Historically humanity has often fallen for these leaders. Us against them is the main paradigm in wars of conquest. So perhaps what’s ‘rusted on’ is our limbic requirement to fight. And you can’t fight unless there’s something recognizable to fight against. 

I can’t fight time. I can’t fight the planet even though we try. I can’t fight the weather. These are too big and brash to take on, but I can fight my brother. I can fight the neighbor. And I can certainly fight those funny dudes with their crazy religion across the water. 

And maybe I am naive to think that leadership on commonality and of gathering together is our default. It is not. Our default position is exactly what we’re witnessing around the world, the leadership of us and them. The only way that the leadership stays in office is if you have slightly more of us than of them. 

Where do we go from here?

All this begs the question of where humanity goes from here? What type of leadership is possible if everyone is battling a limbic system that wants to fight, flee or freeze?  

At one time I thought the best option was to raise awareness and move people beyond their limbic thinking. Encourage the majority to become more aware, more understanding of the consequences of their choices, and so take more responsibility, especially when they place their ballot. 

I even wrote a book about it, Missing Something, on the premise that a raised awareness would help understand all the various problems that humanity faces including political leadership. 

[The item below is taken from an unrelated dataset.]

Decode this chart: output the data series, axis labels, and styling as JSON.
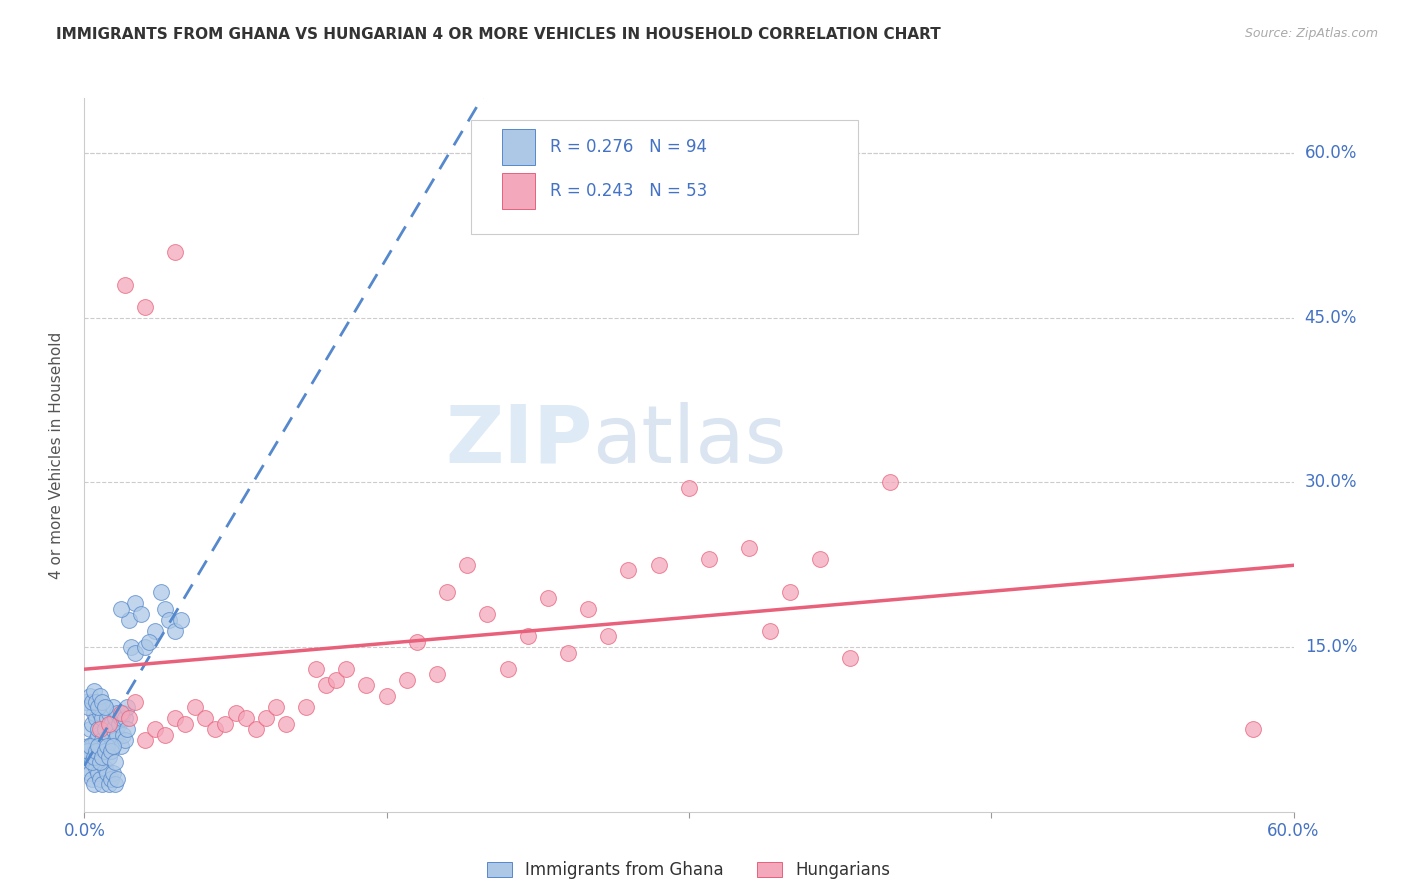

Self actuation is a huge challenge in itself, especially when it is so comfortable to live off basic instincts. Political leaders understand this and trigger the instinct all the time. Trump is the quintessential embodiment of the approach. He locks onto base fears and fuels them all the time. 

Other political leaders recognise the base instinct and then bend it to their own ends often through authoritarian even military methods. Humans are easily manipulated by our slavery to base instinct with the stick and the carrot. 

Just saying ‘raise awareness’ is naive. Even if it would work, making it happen is daunting and likely not possible.. 

Whilst awareness helps bring people to a heightened sense of self, we need something more. 

The leadership humanity needs to give us a reasonable chance of survival can’t rely on scented candles and incantations. We have to play a ‘Trump light’ game that latches onto limbic responses for the political leverage needed to make progressive changes. 

This sounds horribly like moving to the right rather than the centre left. I am hardening towards the draconian on some of these things. Responses to COVID-19 show that it is possible to impose strict rules on society and get away with it in the public interest. It’s a small step to a benevolent dictatorship that could tackle the equally huge issues of inequity, food security, and a stressed environment. 

The risk in forcing people into decisions that you believe they’re not capable of making due to their basic instincts getting in the way is a slip of the tongue away from control for nefarious purposes. Blink and we are in the dangerous territory of the end justifying the means. 

Horrid as it sounds, such control must be part of the conversation because the limbic system in human brains has got us this far. It will be part of what comes next.


Please have conversations about leadership and benevolent control. Whatever comes next it must be better than populism.